En efecto, dichas sentencias y las posteriores, que han apreciado la vulneración del art. 24.2 CE , en aplicación de la referida doctrina, resuelven supuestos en los que, tras una Sentencia penal absolutoria en primera instancia, la misma es revocada en apelación y sustituida por una Sentencia condenatoria, después de realizar una diferente valoración de la credibilidad de testimonios y demás declaraciones en la que se fundamenta la modificación del relato de hechos probados y la conclusión condenatoria; medios de prueba que, por su carácter personal, no podían ser valorados de nuevo sin inmediación, contradicción y publicidad, esto es, sin el examen directo y personal de los acusados o los testigos, en un debate público en el que se respete la posibilidad de contradicción.
Lo que determina que cuando se trate de valorar pruebas de carácter personal no se pueda prescindir de la convicción del juez a quo, ante quien se ha celebrado el juicio, que al haber practicado la inmediación probatoria, es a quien le corresponde ( art. 741 LECrim .) la libre valoración ponderada y razonada de la misma.
Valoración que el juzgador quo ha exteriorizado razonada y racionalmente en el presente caso; resolución sobre el fondo debidamente motivada que, de acuerdo con lo expresado precedentemente, procede mantener ( SS TS 390/2003 , 1027/2005 y 56/2006 ).
Por tanto, ningún error se ha producido en la apreciación de las pruebas y, consiguientemente, ha de desestimarse el recurso de apelación interpuesto por Rocío ya que manifiestamente carece de fundamento.
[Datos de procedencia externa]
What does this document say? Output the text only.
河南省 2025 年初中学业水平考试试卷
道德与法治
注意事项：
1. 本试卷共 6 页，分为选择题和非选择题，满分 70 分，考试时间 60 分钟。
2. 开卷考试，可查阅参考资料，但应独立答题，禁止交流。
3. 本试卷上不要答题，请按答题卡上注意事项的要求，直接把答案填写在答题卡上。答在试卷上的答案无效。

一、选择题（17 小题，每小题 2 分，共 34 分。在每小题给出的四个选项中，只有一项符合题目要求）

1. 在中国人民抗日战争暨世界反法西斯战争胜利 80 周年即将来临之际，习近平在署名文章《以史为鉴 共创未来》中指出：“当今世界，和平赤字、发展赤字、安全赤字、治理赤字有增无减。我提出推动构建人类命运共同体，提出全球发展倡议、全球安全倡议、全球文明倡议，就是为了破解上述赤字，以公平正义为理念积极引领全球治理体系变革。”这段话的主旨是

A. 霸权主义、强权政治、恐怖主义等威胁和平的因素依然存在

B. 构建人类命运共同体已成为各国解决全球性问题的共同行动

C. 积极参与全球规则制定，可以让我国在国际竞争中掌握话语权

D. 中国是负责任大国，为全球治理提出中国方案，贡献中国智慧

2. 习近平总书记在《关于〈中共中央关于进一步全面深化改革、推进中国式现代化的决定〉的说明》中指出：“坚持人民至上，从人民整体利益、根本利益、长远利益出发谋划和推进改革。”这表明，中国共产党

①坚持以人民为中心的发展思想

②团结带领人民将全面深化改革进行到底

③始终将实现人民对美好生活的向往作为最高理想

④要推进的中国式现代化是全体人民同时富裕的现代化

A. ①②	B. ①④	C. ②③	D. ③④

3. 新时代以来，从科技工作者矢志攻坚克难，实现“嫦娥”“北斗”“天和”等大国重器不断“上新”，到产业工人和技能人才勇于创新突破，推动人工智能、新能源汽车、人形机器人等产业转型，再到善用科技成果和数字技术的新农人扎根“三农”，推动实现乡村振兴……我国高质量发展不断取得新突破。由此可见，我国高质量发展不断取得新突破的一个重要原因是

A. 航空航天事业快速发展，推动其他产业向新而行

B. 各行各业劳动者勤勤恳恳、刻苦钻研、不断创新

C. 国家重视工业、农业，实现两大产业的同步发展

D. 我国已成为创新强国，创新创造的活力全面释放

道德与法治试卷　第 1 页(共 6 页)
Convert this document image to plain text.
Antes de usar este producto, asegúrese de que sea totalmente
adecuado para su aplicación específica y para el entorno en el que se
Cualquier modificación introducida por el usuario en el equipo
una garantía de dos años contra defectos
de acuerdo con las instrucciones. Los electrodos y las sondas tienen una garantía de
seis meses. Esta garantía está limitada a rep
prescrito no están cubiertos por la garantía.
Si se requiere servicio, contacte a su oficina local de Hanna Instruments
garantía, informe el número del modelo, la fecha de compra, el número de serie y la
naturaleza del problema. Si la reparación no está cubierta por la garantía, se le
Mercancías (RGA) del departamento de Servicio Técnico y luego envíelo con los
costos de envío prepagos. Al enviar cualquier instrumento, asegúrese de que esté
QUINTO .- No resulte procedente hacer expresa declaración respecto de las costas de la presente alzada, que por tanto se declaran de oficio.
Fallo
FALLAMOS Que debemos desestimar y desestimamos, tanto el recurso de apelación interpuesto por la representación procesal de Rocío como el interpuesto por la de Fernando , contra la sentencia de fecha 15 de marzo de 2017 dictada por el Juzgado de lo Penal nº 37 de Madrid en autos de juicio oral 529/16, confirmando la misma en todos sus extremos.Declaramos de oficio las costas causadas en esta alzada.
Notifíquese la presente resolución en la forma señalada en el artículo 248.4 de la Ley Orgánica del Poder Judicial , haciendo saber a las partes que contra la misma sólo cabe recurso de casación en el plazo de cinco días, en los supuestos previstos en el artículo 847.1º de la LECr .
Devuélvanse las diligencias originales al Juzgado de procedencia, con certificación de la presente resolución, para su ejecución y cumplimiento, solicitando acuse de recibo y previa su notificación a las partes, con arreglo a las prevenciones contenidas en el art. 248.4 de la Ley Orgánica del Poder Judicial .
Notifíquese la presente resolución al Ministerio Fiscal y a las demás partes procesales, con indicación de su firmeza.
Así, por esta sentencia, lo pronunciamos, mandamos y firmamos.
PUBLICACIÓN.- Firmada la anterior resolución es entregada en esta Secretaría para su notificación, dándose publicidad en legal forma, y se expide certificación literal de la misma para su unión al rollo. Certifico.